There are myriad reasons why New Yorker’s prefer not to eat Italian food in Little Italy. Too many gullible tourists who think it’s authentic, too many look-a-like rooms boasting near-identical menus, too much pressure from manipulative, apron-wasted, hair-slicked-back sidewalk talkers, too many other good options vying for their dining dollars, or perhaps because one can only eat just so many meatballs and just so much red sauce.
It’s therefore doubly curious that Frank DeCarlo’s rustic exposed vintage brick, concrete-floored, wooden bench filled ristorante Peasant not only dared to defy his neighbors by not succumbing to any of the Italo-American staples and (quite literally) build his own wood-fire oven and rotisserie kitchen, but that his success story has endured the renaming and reshaping of the neighborhood some 15 years later. If you ask any New Yorker if they’ve ever eaten at Peasant, they will probably say: “Ages ago. Is it still around?” Not only still around but DeCarlo has been consistently packing them in long before, during and (not surprisingly) after Michele Obama and the first daughters’ recent visit.
The menu runs the gamut of delicacies from earth, sea and sky, with just enough flavor restraint to allow the benefit of cooking at over 700 degrees to really pay off. The Acciuga E Radice salad is a wonderfully simple combination of mild white anchovies, radishes and crusty croutons tossed in a complimentary red-wine vinaigrette. The appropriately named Polpi in Purgatorio (Octopus in purgatory) though immaculately tamed in a garlic and chili butter would have welcomed a touch more tenderness, but the white-wine, garlic and breadcrumb encrusted Cannolicchi (Razor Clams) were a home run.
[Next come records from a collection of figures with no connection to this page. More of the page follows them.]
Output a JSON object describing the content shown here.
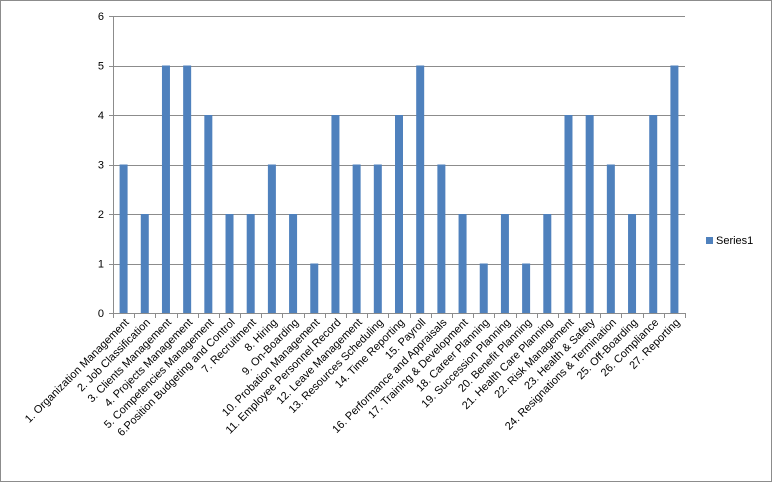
{
  "chart_data": {
    "type": "bar",
    "categories": [
      "1. Organization Management",
      "2. Job Classification",
      "3. Clients Management",
      "4. Projects Management",
      "5. Competencies Management",
      "6.Position Budgeting and Control",
      "7. Recruitment",
      "8. Hiring",
      "9. On-Boarding",
      "10. Probation Management",
      "11. Employee Personnel Record",
      "12. Leave Management",
      "13. Resources Scheduling",
      "14. Time Reporting",
      "15. Payroll",
      "16. Performance and Appraisals",
      "17. Training & Development",
      "18. Career Planning",
      "19. Succession Planning",
      "20. Benefit Planning",
      "21. Health Care Planning",
      "22. Risk Management",
      "23. Health & Safety",
      "24. Resignations & Termination",
      "25. Off-Boarding",
      "26. Compliance",
      "27. Reporting"
    ],
    "series": [
      {
        "name": "Series1",
        "color": "#4f81bd",
        "values": [
          3,
          2,
          5,
          5,
          4,
          2,
          2,
          3,
          2,
          1,
          4,
          3,
          3,
          4,
          5,
          3,
          2,
          1,
          2,
          1,
          2,
          4,
          4,
          3,
          2,
          4,
          5
        ]
      }
    ],
    "ylim": [
      0,
      6
    ],
    "yticks": [
      "0",
      "1",
      "2",
      "3",
      "4",
      "5",
      "6"
    ],
    "grid": true,
    "legend": "right",
    "title": "",
    "xlabel": "",
    "ylabel": ""
  }
}
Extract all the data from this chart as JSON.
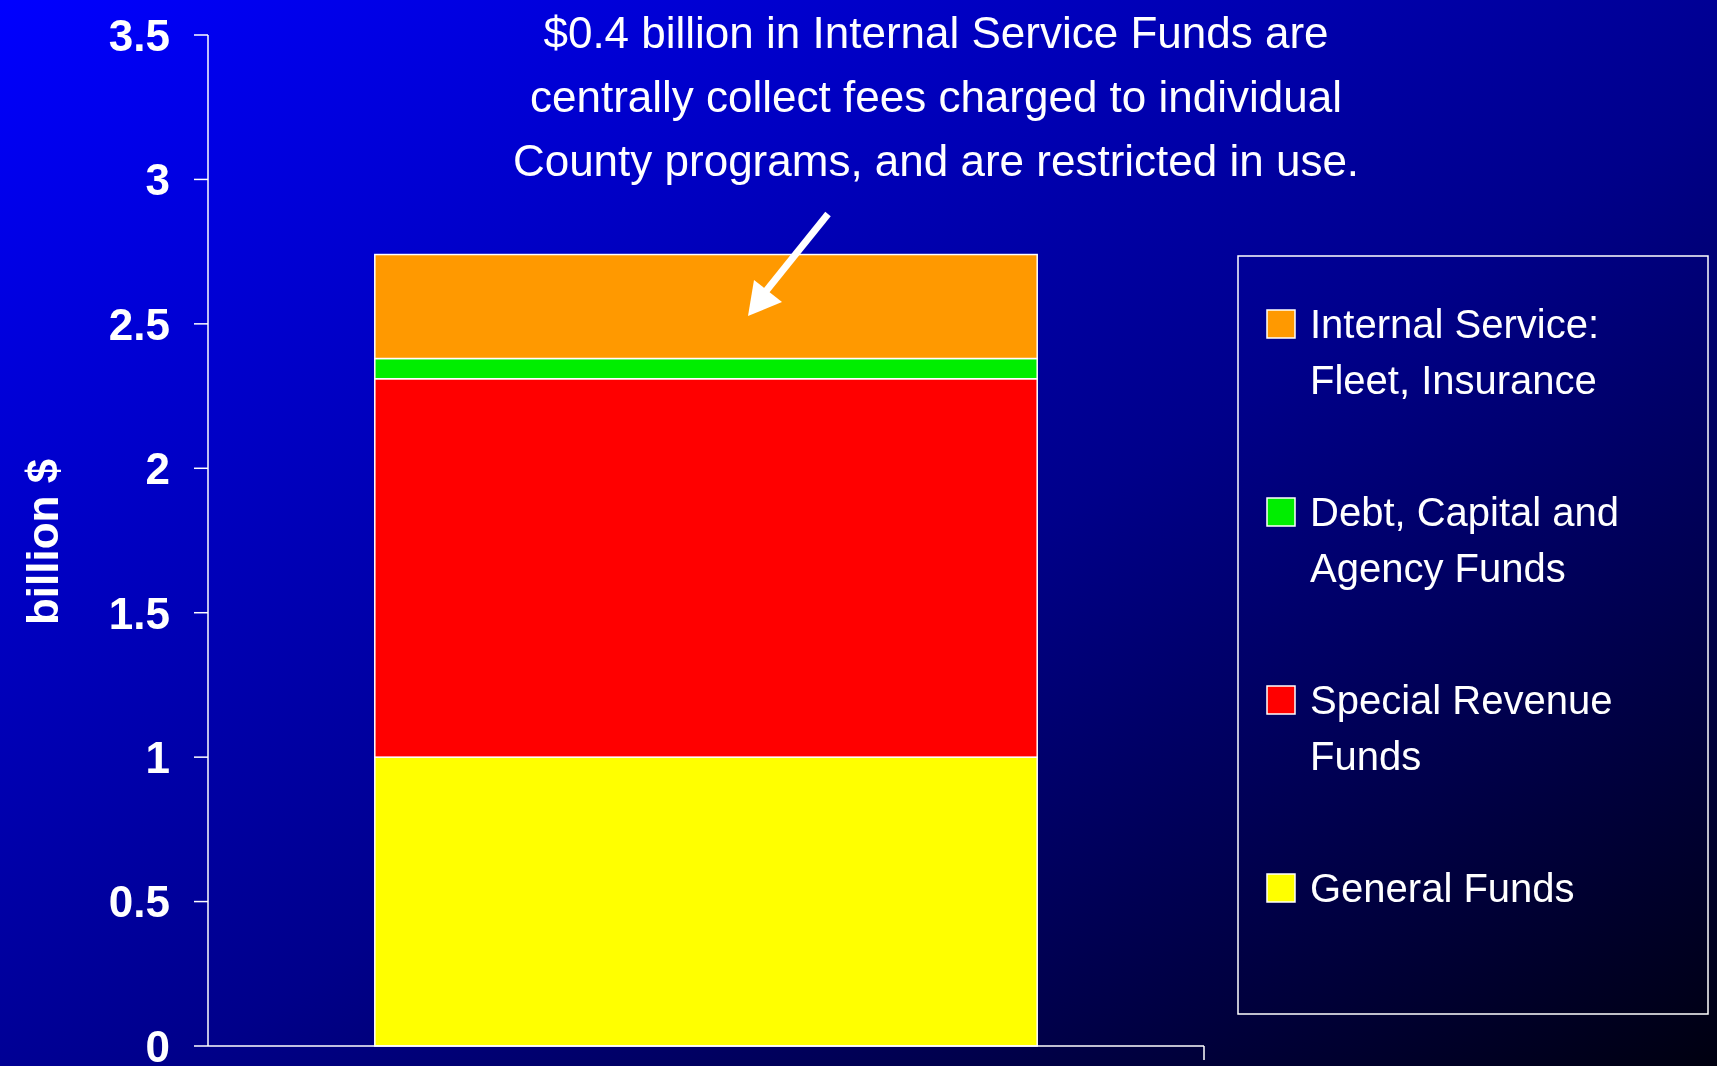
{
  "chart_data": {
    "type": "bar",
    "stacked": true,
    "categories": [
      null
    ],
    "series": [
      {
        "name": "General Funds",
        "color": "#ffff00",
        "values": [
          1.0
        ]
      },
      {
        "name": "Special Revenue Funds",
        "color": "#ff0000",
        "values": [
          1.31
        ]
      },
      {
        "name": "Debt, Capital and Agency Funds",
        "color": "#00ee00",
        "values": [
          0.07
        ]
      },
      {
        "name": "Internal Service: Fleet, Insurance",
        "color": "#ff9900",
        "values": [
          0.36
        ]
      }
    ],
    "ylabel": "billion $",
    "ylim": [
      0,
      3.5
    ],
    "yticks": [
      0,
      0.5,
      1,
      1.5,
      2,
      2.5,
      3,
      3.5
    ],
    "annotations": [
      "$0.4 billion in Internal Service Funds are centrally collect fees charged to individual County programs, and are restricted in use."
    ],
    "legend": "right",
    "grid": false
  }
}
The primi piatti selections include a Risotto, a Gnocchi and a tight handful of pastas including a rich and decadent Spaghettini Ricci laden with roasted cherry tomatoes and fresh sea urchin. Even though the fire-crusted-skinned Orata alla Griglia (Grilled Sea Bream) looked rather lonely on top of a rosemary quilt with only a tiny goblet of herb butter for company, the pure ocean flavor and perfectly moist texture is indubitably the best I have ever eaten.
But the money on the table has to be the whole-roasted Rabbit. Although not on the menu, (my hunch says it will be very soon) the leporid is heartily stuffed with rosemary, (clearly chef DeCarlo’s favorite go-to herb) and then tightly wrapped in guanciale (pork jowels) which caramelize around the skin forming a smoky, salty and incredibly fragrant aroma. I realize that the thought of a rabbit stuck between the cheeks of a pig might put one over the edge, but the combination of these two worlds on one plate is utterly delicious and completely unforgettable.
Somewhat more forgettable were the ten-more-minutes-on-the-cooker-would-have-done-it Rhubarb and Berry stew, and the overly-dense Chocolate Ganache, but thanks to our waiter’s theatrically gesticulating descriptions, via his thick yet disarmingly authentic accent, the dessert options are certainly worth hearing about.